吳白天就這樣一直躺在床上,試圖終結這場噩夢。
期間蘭婉婷來了一次,看到吳白天還沒睡醒就去做早飯了。
吳白天感覺時間過的好慢,噩夢好長。
門又打開了,吳白天想:怎麽又進來了。
蘭婉婷似乎坐到了吳白天的床邊,吳白天感覺床邊下沉了一點。
呼呼。
蘭婉婷似乎在吹什麽東西,吳白天不光聽到了蘭婉婷的聲音,而且還感覺到一股熱氣飄到了吳白天的臉上。
吳白天不再試圖睡過去了,睜眼看著床邊,蘭婉婷就坐在那裡吹涼一碗粥。
呼。
蘭婉婷吹了幾下,感覺粥不是很熱了,準備喂吳白天吃。
“啊。”
蘭婉婷抬頭就看到吳白天正盯著自己,“你醒了?”
吳白天拿過蘭婉婷手上的碗,放到床頭櫃上,說道:“我頭髮怎麽變成短發了?”
吳白天沒辦法,只能接受自己留了五年的頭髮一覺醒來就沒有了的事實。
蘭婉婷:“是我剪的。”
蘭婉婷突然有點不好意思,雖然是吳白天提議的剪頭髮,但是當時吳白天是在發病,怎麽能聽他的話。
吳白天;“嗯。”
吳白天對於這個回答沒有任何反應,“我讓你剪的吧?”
蘭婉婷:“嗯,不好意思,我當時沒有認真考慮就答應了。”
吳白天:“沒事,既然是我自己要求的,那一定是有他自己的考慮,沒事的。你先出去一下我換身衣服。”

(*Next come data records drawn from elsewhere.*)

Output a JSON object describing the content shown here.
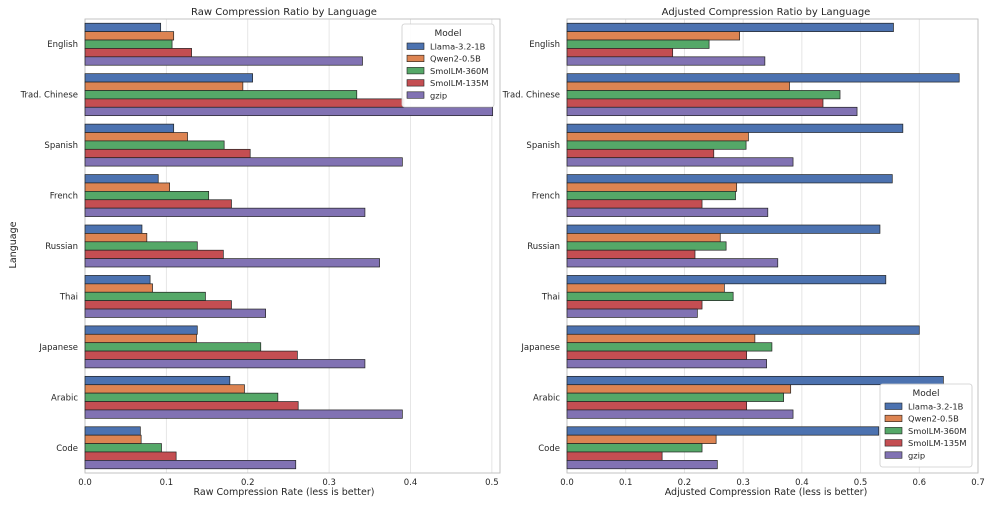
{
  "figure": {
    "ylabel_shared": "Language"
  },
  "chart_data": [
    {
      "type": "bar",
      "orientation": "horizontal",
      "title": "Raw Compression Ratio by Language",
      "xlabel": "Raw Compression Rate (less is better)",
      "ylabel": "Language",
      "categories": [
        "English",
        "Trad. Chinese",
        "Spanish",
        "French",
        "Russian",
        "Thai",
        "Japanese",
        "Arabic",
        "Code"
      ],
      "xlim": [
        0,
        0.51
      ],
      "xticks": [
        "0.0",
        "0.1",
        "0.2",
        "0.3",
        "0.4",
        "0.5"
      ],
      "grid": true,
      "legend": {
        "title": "Model",
        "placement": "top-right"
      },
      "series": [
        {
          "name": "Llama-3.2-1B",
          "color": "#4c72b0",
          "values": [
            0.093,
            0.206,
            0.109,
            0.09,
            0.07,
            0.08,
            0.138,
            0.178,
            0.068
          ]
        },
        {
          "name": "Qwen2-0.5B",
          "color": "#dd8452",
          "values": [
            0.109,
            0.194,
            0.126,
            0.104,
            0.076,
            0.083,
            0.137,
            0.196,
            0.069
          ]
        },
        {
          "name": "SmolLM-360M",
          "color": "#55a868",
          "values": [
            0.107,
            0.334,
            0.171,
            0.152,
            0.138,
            0.148,
            0.216,
            0.237,
            0.094
          ]
        },
        {
          "name": "SmolLM-135M",
          "color": "#c44e52",
          "values": [
            0.131,
            0.392,
            0.203,
            0.18,
            0.17,
            0.18,
            0.261,
            0.262,
            0.112
          ]
        },
        {
          "name": "gzip",
          "color": "#8172b3",
          "values": [
            0.341,
            0.501,
            0.39,
            0.344,
            0.362,
            0.222,
            0.344,
            0.39,
            0.259
          ]
        }
      ]
    },
    {
      "type": "bar",
      "orientation": "horizontal",
      "title": "Adjusted Compression Ratio by Language",
      "xlabel": "Adjusted Compression Rate (less is better)",
      "ylabel": "",
      "categories": [
        "English",
        "Trad. Chinese",
        "Spanish",
        "French",
        "Russian",
        "Thai",
        "Japanese",
        "Arabic",
        "Code"
      ],
      "xlim": [
        0,
        0.7
      ],
      "xticks": [
        "0.0",
        "0.1",
        "0.2",
        "0.3",
        "0.4",
        "0.5",
        "0.6",
        "0.7"
      ],
      "grid": true,
      "legend": {
        "title": "Model",
        "placement": "bottom-right"
      },
      "series": [
        {
          "name": "Llama-3.2-1B",
          "color": "#4c72b0",
          "values": [
            0.556,
            0.668,
            0.572,
            0.554,
            0.533,
            0.543,
            0.6,
            0.641,
            0.531
          ]
        },
        {
          "name": "Qwen2-0.5B",
          "color": "#dd8452",
          "values": [
            0.294,
            0.379,
            0.309,
            0.289,
            0.261,
            0.268,
            0.32,
            0.381,
            0.254
          ]
        },
        {
          "name": "SmolLM-360M",
          "color": "#55a868",
          "values": [
            0.242,
            0.465,
            0.305,
            0.287,
            0.271,
            0.283,
            0.349,
            0.369,
            0.23
          ]
        },
        {
          "name": "SmolLM-135M",
          "color": "#c44e52",
          "values": [
            0.18,
            0.436,
            0.25,
            0.23,
            0.218,
            0.23,
            0.306,
            0.306,
            0.162
          ]
        },
        {
          "name": "gzip",
          "color": "#8172b3",
          "values": [
            0.337,
            0.494,
            0.385,
            0.342,
            0.359,
            0.222,
            0.34,
            0.385,
            0.256
          ]
        }
      ]
    }
  ]
}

吳白天隨意的挑選了一套衣服就穿上了,拿著蘭婉婷拿來的粥走出臥室。蘭婉婷就在門口。
蘭婉婷:“天少······”
吳白天:“我現在恢復了,不要問我那個愚蠢的問題。”
正常的吳白天不想回答這個問題,對於這個問題他任何時候都不願正確回答,這會影響到吳白天的心態,讓吳白天感覺時間的流逝。
蘭婉婷:“好。”
吳白天將碗放到餐桌上,做好了才開始吃這頓早飯。
吳白天:“小護士,我發病幾天了?”
蘭婉婷:“四天,之後又昏迷了三天。”
吳白天:“那這幾天我都做了什麽?”
這兩個問題吳白天都可以通過病房裡的監控查看,不過問出來會顯得更正常,當然吳白天還是會去看監控的,這樣吳白天能才更準確了解這幾天具體發生了什麽。
蘭婉婷說了吳白天變成小狗的事,但是沒有說具體發生了什麽,蘭婉婷不太好意思說;之後又說了兩天三歲的事情,說到給吳白天剪發的事,蘭婉婷又道了一聲謙。

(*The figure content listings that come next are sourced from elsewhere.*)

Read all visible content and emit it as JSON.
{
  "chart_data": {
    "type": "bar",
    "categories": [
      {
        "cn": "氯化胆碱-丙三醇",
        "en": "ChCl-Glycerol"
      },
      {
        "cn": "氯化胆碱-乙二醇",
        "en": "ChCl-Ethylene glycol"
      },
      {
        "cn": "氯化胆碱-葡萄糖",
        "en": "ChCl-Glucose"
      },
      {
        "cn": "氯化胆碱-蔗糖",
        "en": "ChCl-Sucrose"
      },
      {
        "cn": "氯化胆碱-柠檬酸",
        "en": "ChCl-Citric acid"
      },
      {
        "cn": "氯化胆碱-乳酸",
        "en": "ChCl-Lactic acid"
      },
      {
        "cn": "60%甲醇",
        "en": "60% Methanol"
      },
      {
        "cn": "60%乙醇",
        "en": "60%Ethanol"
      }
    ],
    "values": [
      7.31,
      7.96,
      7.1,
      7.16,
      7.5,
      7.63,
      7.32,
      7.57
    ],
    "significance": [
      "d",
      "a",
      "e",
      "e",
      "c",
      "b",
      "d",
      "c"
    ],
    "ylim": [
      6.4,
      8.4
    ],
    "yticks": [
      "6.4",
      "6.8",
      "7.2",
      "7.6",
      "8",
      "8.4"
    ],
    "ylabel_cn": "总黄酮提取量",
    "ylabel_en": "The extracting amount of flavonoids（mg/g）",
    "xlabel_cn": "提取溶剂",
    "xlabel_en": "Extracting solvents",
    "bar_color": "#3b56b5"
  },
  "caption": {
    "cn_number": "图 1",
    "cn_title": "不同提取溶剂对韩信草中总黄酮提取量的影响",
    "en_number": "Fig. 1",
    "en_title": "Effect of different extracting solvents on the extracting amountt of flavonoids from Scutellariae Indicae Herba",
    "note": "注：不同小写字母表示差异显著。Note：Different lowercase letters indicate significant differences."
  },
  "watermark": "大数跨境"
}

等蘭婉婷說完,吳白天已經吃完了早飯,在把玩吳三歲做的手串。吳白天感覺這幾天很糟糕,但還是比以前好上不少。至少沒有出現其他奇怪的狀態。
吳白天:“我知道了,頭髮的事剪了就剪沒有什麽好在意,我也只是沒機會所以才留這麽長。”
吳白天看了一眼手機,說道:“過幾天我要出去一趟,你陪我一起去,就是12號的時候。
” 蘭婉婷知道那天是吳白天的媽媽的忌日,說道:“沒問題。我需要準備什麽嗎?”
吳白天繼續把玩自己的手串,說道:“不用,必要的都已經準備好了。我去書房看會兒書,沒事不要打擾我。”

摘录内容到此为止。